1932–1934 Three books by Charles Nordhoff and James Norman Hall

First (1936) edition

The Bounty Trilogy is a book comprising three novels by Charles Nordhoff and James Norman Hall. It relates events prior to, during and subsequent to the Mutiny on the Bounty.

The three novels, previously published separately, are:—

- Mutiny on the Bounty, first published 1932.
- Men Against the Sea, first published 1933.
- Pitcairn's Island, first published 1934.

The Bounty Trilogy was first published in 1936 by Little, Brown and Company, with a new preface by the authors and included vignette decorations by Henry Pitz. This edition used the plates from the original novels and had 903 pages.

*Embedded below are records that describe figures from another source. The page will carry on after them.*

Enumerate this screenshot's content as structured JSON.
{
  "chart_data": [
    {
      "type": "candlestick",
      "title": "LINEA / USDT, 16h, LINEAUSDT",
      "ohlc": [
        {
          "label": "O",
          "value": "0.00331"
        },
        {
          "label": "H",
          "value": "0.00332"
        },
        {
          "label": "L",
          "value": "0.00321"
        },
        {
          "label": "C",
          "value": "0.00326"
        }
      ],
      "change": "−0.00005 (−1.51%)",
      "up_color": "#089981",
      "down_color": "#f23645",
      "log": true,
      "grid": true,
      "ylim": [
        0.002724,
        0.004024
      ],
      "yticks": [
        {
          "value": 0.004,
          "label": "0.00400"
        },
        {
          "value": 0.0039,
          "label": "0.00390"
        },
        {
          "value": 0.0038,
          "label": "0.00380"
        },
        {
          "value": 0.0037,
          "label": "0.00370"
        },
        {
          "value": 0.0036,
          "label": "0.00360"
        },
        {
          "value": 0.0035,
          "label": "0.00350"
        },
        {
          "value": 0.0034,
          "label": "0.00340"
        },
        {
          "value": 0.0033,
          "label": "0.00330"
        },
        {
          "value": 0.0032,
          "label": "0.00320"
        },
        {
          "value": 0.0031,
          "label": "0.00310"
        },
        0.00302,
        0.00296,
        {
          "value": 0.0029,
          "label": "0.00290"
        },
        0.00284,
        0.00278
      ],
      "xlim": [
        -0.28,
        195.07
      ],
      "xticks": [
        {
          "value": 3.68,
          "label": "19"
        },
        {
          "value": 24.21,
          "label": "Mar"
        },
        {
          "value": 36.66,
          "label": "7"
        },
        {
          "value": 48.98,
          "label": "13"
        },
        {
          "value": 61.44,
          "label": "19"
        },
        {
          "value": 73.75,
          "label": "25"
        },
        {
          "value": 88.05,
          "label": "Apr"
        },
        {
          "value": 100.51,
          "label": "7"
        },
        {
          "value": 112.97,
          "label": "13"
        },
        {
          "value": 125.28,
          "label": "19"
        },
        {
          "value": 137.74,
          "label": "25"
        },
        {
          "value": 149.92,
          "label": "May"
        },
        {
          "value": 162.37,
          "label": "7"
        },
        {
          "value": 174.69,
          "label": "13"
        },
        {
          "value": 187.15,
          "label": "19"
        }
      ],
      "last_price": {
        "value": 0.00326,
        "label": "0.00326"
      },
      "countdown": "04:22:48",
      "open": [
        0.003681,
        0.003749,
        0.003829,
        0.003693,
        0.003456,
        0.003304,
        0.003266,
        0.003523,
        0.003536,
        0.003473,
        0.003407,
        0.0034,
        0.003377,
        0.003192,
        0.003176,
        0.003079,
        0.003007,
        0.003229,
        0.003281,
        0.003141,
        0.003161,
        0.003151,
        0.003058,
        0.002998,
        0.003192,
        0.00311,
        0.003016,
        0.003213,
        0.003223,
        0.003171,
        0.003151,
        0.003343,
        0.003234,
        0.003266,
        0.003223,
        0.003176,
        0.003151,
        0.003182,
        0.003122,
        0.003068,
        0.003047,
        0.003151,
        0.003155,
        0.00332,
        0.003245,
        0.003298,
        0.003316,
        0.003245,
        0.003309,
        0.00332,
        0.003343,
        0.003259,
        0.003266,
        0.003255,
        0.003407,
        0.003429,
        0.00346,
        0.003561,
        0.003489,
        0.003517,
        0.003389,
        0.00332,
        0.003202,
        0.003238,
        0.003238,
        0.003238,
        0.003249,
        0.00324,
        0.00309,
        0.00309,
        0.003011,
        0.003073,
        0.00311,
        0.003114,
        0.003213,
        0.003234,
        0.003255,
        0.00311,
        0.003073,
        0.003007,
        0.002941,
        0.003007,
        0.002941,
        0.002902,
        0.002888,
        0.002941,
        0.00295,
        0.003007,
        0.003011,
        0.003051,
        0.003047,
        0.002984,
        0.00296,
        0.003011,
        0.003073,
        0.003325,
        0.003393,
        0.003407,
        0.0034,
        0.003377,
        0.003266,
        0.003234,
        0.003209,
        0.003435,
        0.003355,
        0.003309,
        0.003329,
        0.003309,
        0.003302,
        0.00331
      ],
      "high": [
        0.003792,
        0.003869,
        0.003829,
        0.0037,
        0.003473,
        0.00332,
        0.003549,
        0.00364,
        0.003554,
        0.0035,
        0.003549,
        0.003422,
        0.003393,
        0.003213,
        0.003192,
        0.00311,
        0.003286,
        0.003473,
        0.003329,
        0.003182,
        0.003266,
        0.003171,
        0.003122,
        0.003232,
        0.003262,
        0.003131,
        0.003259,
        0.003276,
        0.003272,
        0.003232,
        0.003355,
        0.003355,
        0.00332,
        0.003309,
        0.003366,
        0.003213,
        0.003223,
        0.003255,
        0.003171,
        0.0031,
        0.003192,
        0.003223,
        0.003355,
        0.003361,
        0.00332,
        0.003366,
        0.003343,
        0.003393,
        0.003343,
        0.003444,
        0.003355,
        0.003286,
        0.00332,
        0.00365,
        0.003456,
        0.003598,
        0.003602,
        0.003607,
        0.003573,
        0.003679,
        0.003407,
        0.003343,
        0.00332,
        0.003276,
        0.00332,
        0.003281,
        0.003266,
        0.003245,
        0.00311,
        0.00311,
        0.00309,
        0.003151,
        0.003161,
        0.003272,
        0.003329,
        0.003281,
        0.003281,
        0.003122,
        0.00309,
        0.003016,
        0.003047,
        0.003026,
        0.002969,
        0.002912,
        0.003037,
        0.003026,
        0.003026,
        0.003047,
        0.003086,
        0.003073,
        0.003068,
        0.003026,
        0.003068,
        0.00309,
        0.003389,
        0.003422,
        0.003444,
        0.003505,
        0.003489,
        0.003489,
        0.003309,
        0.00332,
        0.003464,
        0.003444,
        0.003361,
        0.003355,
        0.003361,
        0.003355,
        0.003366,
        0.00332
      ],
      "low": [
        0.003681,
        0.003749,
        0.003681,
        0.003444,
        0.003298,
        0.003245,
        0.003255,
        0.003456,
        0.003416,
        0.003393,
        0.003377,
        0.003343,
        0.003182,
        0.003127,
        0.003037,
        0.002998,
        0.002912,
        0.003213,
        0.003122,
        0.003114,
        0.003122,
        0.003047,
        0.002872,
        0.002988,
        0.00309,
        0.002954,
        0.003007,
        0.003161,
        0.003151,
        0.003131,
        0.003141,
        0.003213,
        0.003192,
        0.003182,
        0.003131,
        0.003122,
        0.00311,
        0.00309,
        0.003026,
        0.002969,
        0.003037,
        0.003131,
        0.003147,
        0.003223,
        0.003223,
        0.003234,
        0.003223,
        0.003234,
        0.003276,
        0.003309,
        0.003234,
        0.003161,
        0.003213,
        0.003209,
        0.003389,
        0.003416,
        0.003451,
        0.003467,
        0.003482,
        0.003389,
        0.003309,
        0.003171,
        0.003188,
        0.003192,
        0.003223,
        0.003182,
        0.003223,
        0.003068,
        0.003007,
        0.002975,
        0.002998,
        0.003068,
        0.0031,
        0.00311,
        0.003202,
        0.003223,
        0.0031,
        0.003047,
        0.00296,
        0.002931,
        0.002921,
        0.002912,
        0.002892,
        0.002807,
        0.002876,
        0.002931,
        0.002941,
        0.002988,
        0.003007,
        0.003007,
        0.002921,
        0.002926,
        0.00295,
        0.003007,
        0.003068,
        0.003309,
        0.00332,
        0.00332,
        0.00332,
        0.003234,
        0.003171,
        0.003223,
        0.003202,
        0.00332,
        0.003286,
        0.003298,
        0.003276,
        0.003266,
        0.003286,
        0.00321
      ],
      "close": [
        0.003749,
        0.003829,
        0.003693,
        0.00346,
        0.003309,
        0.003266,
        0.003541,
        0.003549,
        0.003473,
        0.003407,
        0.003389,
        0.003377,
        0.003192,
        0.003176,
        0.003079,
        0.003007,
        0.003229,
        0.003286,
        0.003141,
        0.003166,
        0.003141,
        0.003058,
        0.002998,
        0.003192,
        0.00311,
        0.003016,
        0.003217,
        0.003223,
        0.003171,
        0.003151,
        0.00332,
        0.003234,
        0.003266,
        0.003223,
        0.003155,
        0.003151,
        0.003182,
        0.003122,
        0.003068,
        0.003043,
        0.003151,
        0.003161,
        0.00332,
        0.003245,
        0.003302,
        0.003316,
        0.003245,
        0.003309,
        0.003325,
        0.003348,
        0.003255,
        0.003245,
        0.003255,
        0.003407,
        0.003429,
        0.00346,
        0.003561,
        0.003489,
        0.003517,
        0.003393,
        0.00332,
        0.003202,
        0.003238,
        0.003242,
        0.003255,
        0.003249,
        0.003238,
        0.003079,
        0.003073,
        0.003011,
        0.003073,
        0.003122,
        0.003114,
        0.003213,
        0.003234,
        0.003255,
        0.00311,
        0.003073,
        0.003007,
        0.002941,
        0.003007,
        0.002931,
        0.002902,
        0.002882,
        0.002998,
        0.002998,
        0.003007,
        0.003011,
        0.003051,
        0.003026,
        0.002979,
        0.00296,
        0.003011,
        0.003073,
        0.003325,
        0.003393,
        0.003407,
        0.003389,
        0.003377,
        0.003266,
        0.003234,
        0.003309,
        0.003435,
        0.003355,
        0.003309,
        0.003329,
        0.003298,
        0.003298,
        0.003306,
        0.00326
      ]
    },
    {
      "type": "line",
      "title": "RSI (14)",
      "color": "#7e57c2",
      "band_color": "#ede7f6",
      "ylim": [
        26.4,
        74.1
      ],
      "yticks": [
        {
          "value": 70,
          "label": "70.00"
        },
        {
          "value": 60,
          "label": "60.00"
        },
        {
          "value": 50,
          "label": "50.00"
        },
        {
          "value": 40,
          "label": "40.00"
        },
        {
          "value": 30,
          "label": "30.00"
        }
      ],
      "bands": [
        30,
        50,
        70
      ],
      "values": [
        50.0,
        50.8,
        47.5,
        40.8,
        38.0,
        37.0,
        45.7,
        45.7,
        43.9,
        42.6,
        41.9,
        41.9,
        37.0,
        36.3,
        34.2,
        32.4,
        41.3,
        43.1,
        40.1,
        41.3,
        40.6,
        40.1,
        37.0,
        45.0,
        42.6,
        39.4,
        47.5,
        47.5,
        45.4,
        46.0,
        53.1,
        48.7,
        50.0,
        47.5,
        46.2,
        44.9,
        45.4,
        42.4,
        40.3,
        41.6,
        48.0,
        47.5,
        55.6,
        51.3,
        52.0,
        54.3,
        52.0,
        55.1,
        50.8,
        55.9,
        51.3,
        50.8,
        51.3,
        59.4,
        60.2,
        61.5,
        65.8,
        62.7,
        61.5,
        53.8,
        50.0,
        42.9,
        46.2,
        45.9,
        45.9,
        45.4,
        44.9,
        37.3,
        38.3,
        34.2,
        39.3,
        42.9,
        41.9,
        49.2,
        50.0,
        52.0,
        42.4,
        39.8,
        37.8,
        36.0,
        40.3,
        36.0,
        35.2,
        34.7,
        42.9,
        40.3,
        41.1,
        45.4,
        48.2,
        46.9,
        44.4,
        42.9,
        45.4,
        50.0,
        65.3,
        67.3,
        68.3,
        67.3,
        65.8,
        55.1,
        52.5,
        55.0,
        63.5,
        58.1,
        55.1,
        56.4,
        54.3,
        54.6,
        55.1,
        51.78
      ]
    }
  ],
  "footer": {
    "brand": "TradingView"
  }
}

In 1940 a new edition was published by Little, Brown and Company, with illustrations by N C Wyeth. This edition used new plates and because of the use of a smaller font, and smaller margins, and other space saving techniques, the pages in this edition were reduced from 903 pages to 691 pages. Nordhoff and Hall added a paragraph to their preface.

In 1953 a School Edition was prepared by Florence Doerr Jones and published by the Globe Book Company of New York. This version of The Bounty Trilogy is an abridgment and does not preserve the dimensions of the original publication. In addition to abridging the trilogy, the number of characters was reduced, and the vocabulary was simplified wherever possible.